Output knowledge created by this message is the confirmed absence of identifiable vLLM or API server processes. This negative finding is valuable — it narrows the search space and forces the next debugging step. Without this message, the assistant might have continued searching for vLLM processes or tried restarting the service. Instead, the empty pgrep output redirects the investigation toward device-level inspection with fuser.

Conclusion

Message &lt;msg id=2351&gt; is a masterclass in debugging discipline. It's a short message that says "I checked, and what I expected to find wasn't there." In many narratives, negative results are edited out — they don't make for exciting reading. But in real engineering, negative results are the stepping stones to correct diagnosis. The empty pgrep output told the assistant something important: the problem wasn't what it seemed. The GPU memory wasn't held by visible processes. It was held by ghosts — zombie processes that had been killed but not cleaned up, their CUDA contexts lingering like unfinished business.

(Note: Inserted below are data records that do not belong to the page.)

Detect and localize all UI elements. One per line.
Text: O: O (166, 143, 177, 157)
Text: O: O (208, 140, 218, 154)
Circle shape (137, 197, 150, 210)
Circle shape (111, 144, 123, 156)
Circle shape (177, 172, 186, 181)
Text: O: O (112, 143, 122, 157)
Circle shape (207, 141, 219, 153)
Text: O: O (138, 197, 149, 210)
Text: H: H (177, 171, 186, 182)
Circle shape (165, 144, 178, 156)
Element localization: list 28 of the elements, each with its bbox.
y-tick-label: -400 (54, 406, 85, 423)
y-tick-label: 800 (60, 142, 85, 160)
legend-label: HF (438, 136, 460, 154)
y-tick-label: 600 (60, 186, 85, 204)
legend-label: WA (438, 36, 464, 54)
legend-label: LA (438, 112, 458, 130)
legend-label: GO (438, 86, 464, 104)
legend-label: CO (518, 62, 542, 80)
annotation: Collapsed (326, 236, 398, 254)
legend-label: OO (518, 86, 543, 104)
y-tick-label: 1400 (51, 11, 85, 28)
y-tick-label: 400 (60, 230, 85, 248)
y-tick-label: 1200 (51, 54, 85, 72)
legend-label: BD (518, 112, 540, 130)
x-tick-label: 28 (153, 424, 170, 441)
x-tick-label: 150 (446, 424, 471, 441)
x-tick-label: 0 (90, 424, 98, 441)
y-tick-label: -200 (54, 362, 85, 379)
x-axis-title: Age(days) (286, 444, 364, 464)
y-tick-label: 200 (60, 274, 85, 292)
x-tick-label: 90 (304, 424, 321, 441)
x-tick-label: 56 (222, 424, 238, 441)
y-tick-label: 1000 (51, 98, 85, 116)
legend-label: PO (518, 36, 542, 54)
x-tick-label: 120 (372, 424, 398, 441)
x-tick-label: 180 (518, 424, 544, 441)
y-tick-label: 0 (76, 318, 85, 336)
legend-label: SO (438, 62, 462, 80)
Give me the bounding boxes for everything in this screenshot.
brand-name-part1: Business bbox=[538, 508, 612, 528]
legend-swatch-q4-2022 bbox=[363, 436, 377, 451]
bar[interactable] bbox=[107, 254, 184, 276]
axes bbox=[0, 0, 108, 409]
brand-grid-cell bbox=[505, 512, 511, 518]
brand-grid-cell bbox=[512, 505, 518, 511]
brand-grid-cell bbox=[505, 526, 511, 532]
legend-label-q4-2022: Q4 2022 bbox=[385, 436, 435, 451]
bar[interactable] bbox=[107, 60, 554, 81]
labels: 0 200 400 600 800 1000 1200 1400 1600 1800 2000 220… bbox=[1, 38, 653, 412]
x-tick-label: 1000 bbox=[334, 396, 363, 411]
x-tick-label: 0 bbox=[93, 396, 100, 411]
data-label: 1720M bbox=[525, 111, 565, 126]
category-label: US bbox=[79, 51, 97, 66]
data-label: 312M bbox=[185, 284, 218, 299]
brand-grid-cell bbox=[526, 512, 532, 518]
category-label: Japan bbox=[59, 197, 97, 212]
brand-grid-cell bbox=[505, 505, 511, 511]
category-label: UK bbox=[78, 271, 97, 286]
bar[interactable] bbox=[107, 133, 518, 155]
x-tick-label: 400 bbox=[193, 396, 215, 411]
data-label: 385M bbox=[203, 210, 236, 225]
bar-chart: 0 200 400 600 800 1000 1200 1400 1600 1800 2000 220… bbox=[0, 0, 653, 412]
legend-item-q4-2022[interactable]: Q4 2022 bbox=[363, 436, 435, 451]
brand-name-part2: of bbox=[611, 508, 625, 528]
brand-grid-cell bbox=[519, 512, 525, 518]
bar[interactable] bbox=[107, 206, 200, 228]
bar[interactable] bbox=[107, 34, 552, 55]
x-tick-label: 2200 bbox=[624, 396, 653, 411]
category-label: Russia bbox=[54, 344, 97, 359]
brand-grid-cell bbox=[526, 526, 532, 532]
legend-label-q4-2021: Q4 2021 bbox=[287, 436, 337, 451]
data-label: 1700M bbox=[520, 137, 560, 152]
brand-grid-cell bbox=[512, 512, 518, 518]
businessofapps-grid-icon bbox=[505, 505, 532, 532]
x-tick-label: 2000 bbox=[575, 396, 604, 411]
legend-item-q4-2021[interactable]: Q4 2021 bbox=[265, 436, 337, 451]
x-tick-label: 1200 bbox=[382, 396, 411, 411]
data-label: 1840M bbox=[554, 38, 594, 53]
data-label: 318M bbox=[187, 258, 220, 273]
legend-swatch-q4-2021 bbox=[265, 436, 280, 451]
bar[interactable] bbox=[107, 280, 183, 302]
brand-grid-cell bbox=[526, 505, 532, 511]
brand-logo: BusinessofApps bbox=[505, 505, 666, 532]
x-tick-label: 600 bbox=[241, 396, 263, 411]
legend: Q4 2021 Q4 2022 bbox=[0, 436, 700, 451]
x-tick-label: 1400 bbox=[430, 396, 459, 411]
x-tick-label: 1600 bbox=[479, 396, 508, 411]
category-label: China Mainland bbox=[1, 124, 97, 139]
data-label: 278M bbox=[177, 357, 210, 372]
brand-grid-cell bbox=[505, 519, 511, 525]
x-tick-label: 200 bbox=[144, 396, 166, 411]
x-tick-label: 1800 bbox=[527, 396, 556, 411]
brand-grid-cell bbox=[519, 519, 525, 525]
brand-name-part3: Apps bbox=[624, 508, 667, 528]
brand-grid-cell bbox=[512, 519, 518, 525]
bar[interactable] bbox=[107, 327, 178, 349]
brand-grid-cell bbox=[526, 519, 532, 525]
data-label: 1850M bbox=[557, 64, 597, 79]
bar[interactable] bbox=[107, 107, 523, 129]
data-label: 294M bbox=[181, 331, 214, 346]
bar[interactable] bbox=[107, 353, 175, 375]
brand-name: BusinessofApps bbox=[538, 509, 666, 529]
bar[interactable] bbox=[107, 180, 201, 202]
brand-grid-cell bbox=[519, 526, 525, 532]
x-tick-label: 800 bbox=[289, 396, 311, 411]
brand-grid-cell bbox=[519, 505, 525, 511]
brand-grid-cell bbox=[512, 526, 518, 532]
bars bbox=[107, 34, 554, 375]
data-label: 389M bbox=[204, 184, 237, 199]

The message also reveals something about the assistant's character as an engineer: it doesn't assume. It checks. When the systemd stop didn't work, it didn't restart the service or reboot the machine. It investigated. It ran pgrep, got an empty result, and pivoted. That empty line of output — 235285 bash -c pgrep -af vllm; pgrep -af &#39;python3.*api_server&#39; — is the sound of a hypothesis being falsified, and a better one being born.